I don’t know if you’ve ever carved an ice sculpture. Neither had I until last Saturday, when my flatmate dragged me out to the London Ice Sculpture Festival at Canary Wharf.
The large ice sculptures around us gave an overarching impression of grace and majesty, like silent statues of dancers. This did not in any way imbue into our untutored hands, however. Hands, I may add, encased in soaking wet leather gloves. Our technique was, frankly, nonexistent to begin with, which is why it is so surprising that it managed to slide downhill so rapidly as our hands became masses of fingercicles.
We were given small blocks that had been cut in the rough outlines of polar bears. We were supposed to guide and shape these into small, serene statues exquisite in their polar bear-osity. However, there weren’t enough blocks of ice for everyone to get a fresh piece each time, so ours had already been carved by a previous group.
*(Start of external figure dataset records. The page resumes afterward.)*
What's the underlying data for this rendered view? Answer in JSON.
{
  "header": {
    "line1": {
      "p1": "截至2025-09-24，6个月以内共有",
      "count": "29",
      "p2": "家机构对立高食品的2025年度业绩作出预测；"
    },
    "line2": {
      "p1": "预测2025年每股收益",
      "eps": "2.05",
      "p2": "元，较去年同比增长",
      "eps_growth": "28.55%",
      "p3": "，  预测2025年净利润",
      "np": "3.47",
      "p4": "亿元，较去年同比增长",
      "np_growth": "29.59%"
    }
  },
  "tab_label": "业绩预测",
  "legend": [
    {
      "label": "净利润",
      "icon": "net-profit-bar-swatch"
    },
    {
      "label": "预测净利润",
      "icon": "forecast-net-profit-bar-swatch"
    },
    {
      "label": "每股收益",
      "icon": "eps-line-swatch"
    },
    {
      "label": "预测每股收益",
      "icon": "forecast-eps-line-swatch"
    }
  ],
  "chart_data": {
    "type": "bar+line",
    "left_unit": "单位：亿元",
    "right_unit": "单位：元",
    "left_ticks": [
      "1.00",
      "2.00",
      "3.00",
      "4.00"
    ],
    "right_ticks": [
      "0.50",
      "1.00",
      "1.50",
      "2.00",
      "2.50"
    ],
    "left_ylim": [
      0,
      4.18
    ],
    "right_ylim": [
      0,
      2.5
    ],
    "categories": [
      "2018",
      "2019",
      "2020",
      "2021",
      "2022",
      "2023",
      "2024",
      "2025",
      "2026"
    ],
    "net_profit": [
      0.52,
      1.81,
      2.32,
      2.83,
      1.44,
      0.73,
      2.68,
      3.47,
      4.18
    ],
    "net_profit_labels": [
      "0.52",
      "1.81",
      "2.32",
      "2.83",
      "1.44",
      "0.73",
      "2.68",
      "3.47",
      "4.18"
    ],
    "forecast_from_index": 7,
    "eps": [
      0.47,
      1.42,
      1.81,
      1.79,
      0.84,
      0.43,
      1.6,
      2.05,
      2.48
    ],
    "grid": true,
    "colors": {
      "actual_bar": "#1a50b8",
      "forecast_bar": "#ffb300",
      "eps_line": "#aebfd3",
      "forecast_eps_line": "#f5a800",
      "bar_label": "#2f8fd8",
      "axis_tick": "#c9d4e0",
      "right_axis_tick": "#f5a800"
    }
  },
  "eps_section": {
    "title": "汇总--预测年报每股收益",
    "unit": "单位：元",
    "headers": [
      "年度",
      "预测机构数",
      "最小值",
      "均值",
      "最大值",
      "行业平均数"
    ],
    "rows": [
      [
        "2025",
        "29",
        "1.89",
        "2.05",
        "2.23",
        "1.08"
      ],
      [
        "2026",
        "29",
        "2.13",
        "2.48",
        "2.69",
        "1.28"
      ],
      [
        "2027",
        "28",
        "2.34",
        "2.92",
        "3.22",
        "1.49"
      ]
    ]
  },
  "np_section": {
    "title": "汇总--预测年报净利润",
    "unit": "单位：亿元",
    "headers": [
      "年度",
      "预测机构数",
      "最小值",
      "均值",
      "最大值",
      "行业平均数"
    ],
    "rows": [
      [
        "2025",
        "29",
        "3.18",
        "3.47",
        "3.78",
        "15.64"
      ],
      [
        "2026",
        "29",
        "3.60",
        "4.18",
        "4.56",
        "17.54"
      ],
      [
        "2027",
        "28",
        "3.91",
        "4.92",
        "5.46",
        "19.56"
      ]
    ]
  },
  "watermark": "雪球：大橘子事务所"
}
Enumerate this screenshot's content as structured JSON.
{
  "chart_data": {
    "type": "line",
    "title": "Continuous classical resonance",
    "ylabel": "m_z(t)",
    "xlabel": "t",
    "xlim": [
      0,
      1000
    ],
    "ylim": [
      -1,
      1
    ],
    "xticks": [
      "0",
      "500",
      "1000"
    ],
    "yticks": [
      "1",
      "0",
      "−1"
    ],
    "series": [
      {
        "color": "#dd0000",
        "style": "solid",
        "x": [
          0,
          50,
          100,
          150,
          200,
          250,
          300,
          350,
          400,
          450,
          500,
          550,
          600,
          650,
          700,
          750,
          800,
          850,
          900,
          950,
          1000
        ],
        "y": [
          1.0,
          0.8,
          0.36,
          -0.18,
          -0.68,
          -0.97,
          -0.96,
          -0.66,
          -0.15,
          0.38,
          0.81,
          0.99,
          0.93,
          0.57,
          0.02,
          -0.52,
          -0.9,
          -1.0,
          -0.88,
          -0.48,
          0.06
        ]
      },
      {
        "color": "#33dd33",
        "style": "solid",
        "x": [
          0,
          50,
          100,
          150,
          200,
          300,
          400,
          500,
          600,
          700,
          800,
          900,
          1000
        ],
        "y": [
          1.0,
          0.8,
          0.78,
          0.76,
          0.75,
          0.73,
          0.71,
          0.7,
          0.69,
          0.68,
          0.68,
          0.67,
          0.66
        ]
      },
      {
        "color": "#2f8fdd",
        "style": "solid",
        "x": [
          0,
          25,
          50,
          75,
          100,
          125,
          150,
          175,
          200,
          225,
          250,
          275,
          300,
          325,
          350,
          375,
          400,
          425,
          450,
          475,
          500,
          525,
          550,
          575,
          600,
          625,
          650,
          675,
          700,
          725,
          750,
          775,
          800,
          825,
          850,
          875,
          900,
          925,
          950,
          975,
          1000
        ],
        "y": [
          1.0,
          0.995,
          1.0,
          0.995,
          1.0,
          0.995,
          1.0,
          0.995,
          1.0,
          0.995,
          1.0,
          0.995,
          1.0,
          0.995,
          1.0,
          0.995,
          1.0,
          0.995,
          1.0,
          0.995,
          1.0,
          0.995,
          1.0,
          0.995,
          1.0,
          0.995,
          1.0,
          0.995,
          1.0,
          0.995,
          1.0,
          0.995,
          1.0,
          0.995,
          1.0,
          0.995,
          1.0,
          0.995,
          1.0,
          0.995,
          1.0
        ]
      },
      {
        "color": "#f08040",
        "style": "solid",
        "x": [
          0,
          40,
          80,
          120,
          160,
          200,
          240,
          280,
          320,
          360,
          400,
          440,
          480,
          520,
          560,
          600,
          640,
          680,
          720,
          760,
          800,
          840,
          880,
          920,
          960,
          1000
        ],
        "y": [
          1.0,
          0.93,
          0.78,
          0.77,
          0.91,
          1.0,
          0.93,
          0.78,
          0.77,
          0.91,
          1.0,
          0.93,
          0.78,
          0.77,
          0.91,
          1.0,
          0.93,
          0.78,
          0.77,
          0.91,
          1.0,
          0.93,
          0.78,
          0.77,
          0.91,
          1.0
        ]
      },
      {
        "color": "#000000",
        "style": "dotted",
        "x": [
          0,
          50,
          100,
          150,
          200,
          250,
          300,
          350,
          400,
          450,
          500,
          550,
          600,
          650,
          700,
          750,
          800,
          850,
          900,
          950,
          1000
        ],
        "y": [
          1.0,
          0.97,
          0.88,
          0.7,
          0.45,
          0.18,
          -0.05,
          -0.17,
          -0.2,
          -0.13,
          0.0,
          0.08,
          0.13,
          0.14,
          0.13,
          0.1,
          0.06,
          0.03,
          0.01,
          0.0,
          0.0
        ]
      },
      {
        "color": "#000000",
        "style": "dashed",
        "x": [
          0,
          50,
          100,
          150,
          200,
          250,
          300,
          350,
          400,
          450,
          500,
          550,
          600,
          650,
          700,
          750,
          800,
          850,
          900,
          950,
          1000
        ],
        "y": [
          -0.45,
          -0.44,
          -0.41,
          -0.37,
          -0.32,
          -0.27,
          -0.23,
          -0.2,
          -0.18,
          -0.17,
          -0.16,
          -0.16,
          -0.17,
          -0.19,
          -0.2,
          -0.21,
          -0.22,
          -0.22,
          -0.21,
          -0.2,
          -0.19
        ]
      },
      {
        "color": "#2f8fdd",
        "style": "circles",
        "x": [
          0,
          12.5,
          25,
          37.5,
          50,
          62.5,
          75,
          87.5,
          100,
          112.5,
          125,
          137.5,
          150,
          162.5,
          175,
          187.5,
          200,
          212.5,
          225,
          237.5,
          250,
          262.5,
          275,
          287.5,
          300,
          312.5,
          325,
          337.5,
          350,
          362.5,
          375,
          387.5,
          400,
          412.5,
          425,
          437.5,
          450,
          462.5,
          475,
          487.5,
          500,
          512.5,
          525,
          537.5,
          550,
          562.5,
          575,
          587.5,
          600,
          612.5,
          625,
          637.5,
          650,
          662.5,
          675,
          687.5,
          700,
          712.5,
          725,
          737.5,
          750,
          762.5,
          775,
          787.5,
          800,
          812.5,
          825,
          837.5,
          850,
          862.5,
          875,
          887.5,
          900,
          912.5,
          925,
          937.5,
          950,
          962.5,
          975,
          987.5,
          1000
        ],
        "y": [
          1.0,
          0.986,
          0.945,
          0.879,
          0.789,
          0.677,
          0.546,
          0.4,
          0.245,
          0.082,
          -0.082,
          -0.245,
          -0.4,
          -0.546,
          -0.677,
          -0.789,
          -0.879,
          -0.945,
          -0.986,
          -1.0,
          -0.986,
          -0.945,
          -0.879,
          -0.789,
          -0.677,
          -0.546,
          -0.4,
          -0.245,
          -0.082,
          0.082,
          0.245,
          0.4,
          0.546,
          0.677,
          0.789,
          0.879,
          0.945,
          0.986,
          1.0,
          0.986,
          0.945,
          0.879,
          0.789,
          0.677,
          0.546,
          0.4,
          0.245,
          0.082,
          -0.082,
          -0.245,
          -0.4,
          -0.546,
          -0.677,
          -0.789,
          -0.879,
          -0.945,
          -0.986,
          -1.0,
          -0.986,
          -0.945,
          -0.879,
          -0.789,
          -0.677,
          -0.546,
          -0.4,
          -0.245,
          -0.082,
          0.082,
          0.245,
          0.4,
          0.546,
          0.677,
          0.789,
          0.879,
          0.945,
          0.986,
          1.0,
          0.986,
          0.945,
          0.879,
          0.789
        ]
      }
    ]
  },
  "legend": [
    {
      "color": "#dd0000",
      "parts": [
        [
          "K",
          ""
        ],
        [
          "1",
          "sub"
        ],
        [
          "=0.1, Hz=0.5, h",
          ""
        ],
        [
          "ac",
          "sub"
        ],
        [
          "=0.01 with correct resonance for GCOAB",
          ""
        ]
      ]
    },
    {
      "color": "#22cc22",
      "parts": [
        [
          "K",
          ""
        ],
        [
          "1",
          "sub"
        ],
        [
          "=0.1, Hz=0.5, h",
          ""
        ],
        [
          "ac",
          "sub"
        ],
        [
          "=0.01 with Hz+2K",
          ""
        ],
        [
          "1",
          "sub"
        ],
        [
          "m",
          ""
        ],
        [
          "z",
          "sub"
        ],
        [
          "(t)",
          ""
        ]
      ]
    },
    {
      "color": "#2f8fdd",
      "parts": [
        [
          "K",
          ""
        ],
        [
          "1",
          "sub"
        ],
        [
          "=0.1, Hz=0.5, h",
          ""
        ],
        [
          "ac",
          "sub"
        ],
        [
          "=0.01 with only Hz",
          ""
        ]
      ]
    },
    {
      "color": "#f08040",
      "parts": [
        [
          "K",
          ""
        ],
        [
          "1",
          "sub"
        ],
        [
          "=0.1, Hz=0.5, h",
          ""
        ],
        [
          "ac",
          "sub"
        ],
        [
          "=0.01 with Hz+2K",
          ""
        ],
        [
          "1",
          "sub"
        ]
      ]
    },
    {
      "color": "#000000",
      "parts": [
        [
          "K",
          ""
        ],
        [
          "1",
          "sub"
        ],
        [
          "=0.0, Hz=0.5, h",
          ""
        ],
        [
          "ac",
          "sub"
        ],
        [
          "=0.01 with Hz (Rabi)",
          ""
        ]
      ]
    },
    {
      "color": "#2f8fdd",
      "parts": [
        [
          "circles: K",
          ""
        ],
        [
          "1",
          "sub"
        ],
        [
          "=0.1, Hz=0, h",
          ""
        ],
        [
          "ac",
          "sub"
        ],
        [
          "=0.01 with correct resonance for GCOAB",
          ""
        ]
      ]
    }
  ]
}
For reasons that remain purely speculative, the previous ice carvers had chiseled a massive groove right in the center of our polar bear’s head. We thought maybe they were trying to make the ears, but all they’d succeeded in doing was making the head concave instead of convex. If you are familiar with the basic shape of a polar bear, you will know that their noses usually protrude instead of receding.
There was only one thing for it, and that was to carve the two misshapen lumps on the front of its body into two separate heads. We frantically chipped away, our limited time at the ice counting down far too rapidly while our fingers became stiff and red with cold.
In the end, we had our two-headed polar bear. An extremely lumpy and largely notional polar bear, it must be said, but in my head it was as majestic as Nanook the Polar Bear God. His two-headed time on this mortal globe was brief, but he left us with an everlasting sense of his cold glory. We reflected upon this. And then we went to the mall for a cup of coffee.